In contrast to the lack of correlation between protection against hyperoxia and AOE mechanisms, there does appear to be a good fit with fibroblast triglyceride metabolism and content. For example, we have demonstrated that there is a significant sex difference in the uptake and content of triglyceride in fetal lung fibroblasts, which results in a quantitative difference in the response to H2O2 treatment. These data are consistent with the observation by Neriishi and Frank (32) that there is a sex difference in response to hyperoxia by adult rats that is eliminated by castration and reinstated by androgen treatment. Similarly, there are well-documented species differences—neonatal rats, rabbits, and mice are more resistant to hyperoxia than are guinea pigs and hamsters (30). These species differences in response to hyperoxia cannot be accounted for by differences in AOEs (33); however, in studies performed by Kaplan et al.(34) on species differences in the lipid content of lung lipofibroblasts it was observed that rat lung lipofibroblasts contain considerably more lipid than do those derived from hamsters.
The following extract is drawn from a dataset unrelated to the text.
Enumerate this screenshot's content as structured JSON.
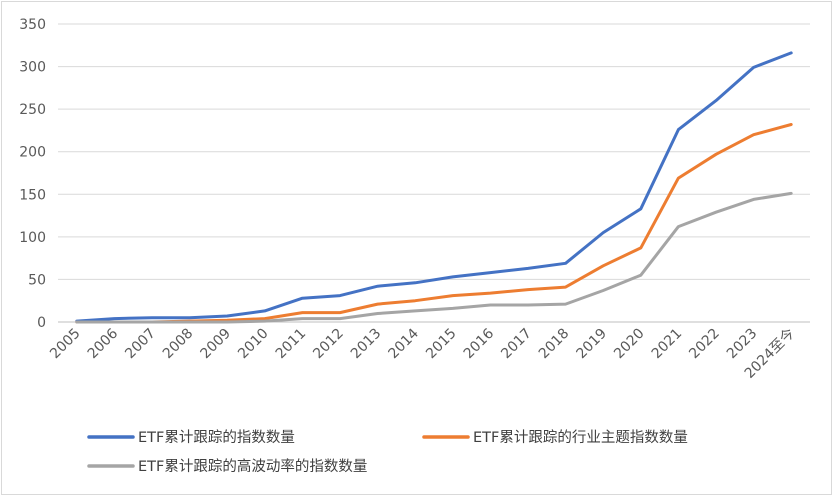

These observations are consistent with our hypothesized role of cellular lipids as cytoprotective agents.

Glucocorticoids have a well-documented effect on protecting the neonatal lung from oxidant injury (29). Steroids have been shown to accelerate maturation of the lung AOE mechanism and reduce oxidant injury (28, 35), consistent with their role in cytoprotection. In the current study, glucocorticoids were shown to also increase the triglyceride content of FRLFs and to decrease the cellular toxicity caused by H2O2 injury despite any effect on their glutathione content. However, the effect of DEX on antioxidant activity was only observed after the cells were exposed to triglyceride, further suggesting that the effect of cytoprotection in the steroid-treated group is related to differences in the triglyceride content rather than to the GSH status of these cells. The baseline GSH content of DEX-treated cells and untreated cells was similar, further suggesting that the effect of cytoprotection in the steroid-treated group is related to differences in the triglyceride content rather than in the GSH status. Similarly, DHT antagonized the DEX effect on cell viability, but only after exposure of the cells to triglyceride. Undoubtedly, the cytoprotection from oxidant injury is a complex process, and we did not explore the underlying specific cellular and molecular mechanisms. From the data presented, however, we conclude that the hormonal effect on FRLFs is not on constitutive AOEs but on the ability of these cells to metabolize triglycerides.